But she's nine years old (okay nearly 10) and I am talking like WAAAY in the future when she's 30! LOL
I got a call from my sister in law Leanne this evening who was on MSN and chatting to Megan, and apparently Megan's MSN message next to her name was "I want a boyfriend" ... I got a phone call from Leanne right away!!! Sorry Megan but there ARE spies out there! Leanne wasn't "concerned" but obviously thought I should know!
Anyway, I went in a while later and had a chat with Megan because although I am her mum, I want her to know that I am always there for her no matter what! I try to drum into the pair of them that it doesn't matter WHAT you have done or how much trouble you think you are going to be in ... because if you come to me, or your dad, or your nan, or any other adult you trust and say to them "I have a problem - I've done something wrong and I need help" then you will never be in half as much trouble as you would be in for lying.
I had a quick chat with her about her MSN message but kept the chat very cool and aloof and didn't probe her too much. Megan is a sensible girl - I know that and I do give that girl the credit she deserves because she is a credit to me! I am so proud of the young woman (!) she is becoming.

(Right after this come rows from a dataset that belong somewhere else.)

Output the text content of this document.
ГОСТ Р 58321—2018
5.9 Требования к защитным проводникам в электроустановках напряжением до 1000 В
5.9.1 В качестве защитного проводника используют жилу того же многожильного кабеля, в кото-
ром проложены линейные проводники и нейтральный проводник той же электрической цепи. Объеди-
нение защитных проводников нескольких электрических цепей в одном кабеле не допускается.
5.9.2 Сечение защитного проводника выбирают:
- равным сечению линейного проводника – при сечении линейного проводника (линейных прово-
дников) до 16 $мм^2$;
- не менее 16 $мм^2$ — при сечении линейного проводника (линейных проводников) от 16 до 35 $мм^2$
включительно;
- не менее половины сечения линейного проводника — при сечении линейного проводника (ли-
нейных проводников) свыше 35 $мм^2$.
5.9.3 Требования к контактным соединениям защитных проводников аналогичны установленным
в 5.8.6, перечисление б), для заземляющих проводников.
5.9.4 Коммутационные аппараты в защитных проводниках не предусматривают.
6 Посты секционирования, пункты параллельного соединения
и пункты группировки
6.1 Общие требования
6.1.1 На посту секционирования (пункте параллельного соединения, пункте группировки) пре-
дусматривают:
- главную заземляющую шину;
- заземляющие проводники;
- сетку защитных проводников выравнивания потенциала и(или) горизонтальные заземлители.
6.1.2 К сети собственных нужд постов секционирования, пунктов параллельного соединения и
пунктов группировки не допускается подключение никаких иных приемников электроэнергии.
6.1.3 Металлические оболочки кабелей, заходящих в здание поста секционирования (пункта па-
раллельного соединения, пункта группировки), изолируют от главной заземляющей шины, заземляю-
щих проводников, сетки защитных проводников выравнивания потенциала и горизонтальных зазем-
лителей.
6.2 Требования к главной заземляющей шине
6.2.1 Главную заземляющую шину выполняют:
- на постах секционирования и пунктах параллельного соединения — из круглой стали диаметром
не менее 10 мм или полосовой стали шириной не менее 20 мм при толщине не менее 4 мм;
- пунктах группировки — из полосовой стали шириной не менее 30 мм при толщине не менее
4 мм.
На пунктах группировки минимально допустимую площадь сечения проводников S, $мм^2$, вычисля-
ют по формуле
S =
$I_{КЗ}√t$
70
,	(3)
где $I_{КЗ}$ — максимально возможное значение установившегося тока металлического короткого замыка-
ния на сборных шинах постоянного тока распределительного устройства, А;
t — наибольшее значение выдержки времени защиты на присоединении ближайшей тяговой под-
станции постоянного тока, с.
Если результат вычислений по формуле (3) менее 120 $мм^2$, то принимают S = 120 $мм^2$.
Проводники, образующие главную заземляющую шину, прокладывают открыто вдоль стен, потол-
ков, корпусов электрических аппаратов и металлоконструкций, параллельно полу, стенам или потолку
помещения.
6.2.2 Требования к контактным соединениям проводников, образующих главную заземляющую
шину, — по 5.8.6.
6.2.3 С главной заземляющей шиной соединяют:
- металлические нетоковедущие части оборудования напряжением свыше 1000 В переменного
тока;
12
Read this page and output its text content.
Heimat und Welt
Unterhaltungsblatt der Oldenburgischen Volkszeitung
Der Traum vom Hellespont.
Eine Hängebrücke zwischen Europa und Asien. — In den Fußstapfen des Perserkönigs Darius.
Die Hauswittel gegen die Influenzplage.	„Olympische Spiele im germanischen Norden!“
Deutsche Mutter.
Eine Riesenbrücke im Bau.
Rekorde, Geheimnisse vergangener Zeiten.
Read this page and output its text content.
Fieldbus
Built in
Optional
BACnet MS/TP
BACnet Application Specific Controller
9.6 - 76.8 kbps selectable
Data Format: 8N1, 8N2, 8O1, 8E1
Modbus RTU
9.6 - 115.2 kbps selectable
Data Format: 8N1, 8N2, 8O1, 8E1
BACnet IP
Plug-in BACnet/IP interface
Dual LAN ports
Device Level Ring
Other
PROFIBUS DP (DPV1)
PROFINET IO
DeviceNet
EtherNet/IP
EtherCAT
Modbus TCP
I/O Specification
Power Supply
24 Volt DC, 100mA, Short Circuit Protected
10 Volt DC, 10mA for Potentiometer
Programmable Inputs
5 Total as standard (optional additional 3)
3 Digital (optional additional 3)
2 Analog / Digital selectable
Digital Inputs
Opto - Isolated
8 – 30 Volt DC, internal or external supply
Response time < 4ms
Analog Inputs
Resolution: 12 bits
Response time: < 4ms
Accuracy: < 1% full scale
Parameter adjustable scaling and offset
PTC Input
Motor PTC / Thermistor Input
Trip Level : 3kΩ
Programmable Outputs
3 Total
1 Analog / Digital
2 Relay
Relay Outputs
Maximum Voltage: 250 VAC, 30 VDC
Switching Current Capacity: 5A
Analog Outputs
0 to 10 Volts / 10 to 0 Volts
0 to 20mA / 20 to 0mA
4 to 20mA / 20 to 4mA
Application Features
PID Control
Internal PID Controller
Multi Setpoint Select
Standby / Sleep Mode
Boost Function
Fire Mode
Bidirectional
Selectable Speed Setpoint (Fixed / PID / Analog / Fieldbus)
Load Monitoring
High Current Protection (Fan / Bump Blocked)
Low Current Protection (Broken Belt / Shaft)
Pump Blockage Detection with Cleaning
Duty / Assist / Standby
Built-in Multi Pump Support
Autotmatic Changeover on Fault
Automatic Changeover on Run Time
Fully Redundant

I think part of the reason why that whole thing struck me so much is because I am now old enough to have a daughter who is thinking about boyfriends! OMG! Crikey she'd kill me if she knew I was posting this, but her whole body shape is changing and she is definitely starting to come close to puberty.It's such a strange position to find myself in though! I am only 32, so I don't consider myself old by ANY standard, but yet I am old enough to have a daughter who is starting to think about this stuff!! God I hope we stay close I really do! I didn't talk to my mum much as I grew up. I got into trouble and dealt with it all myself through my teenage years and knowing the great relationship I have with my mum now - I couldn't imagine NOT telling her anything now!!
It's hard because you HAVE to give them a certain degree of freedom whilst still retaining that element of control. You have to trust your child and know that you have brought them up to the best of your ability and installed moral values into them... yet at the same time you worry for them so much!!
After having two miscarriages before I fell pregnant with Megan ... I thought at first that the worry would end when the baby was born ... then I realised that once you get through the birth with a healthy baby, you have to worry about cot death in the first few months - then once they start crawling and walking you worry they will crash into something ... you think it will end eventually but it doesn't! The worry doesn't EVER stop!
I know that she has to make her OWN mistakes and learn her own lessons in life, but god it's hard to watch!!! I want to be a supportive and encouraging Mum - someone that is always there for her cheering from the sidelines no matter what, but one who also knows when to back off!!
God help me when Nathan starts going through this! I wonder which one I will end up feeling more protective over ... LOL oh the joys of parenthood!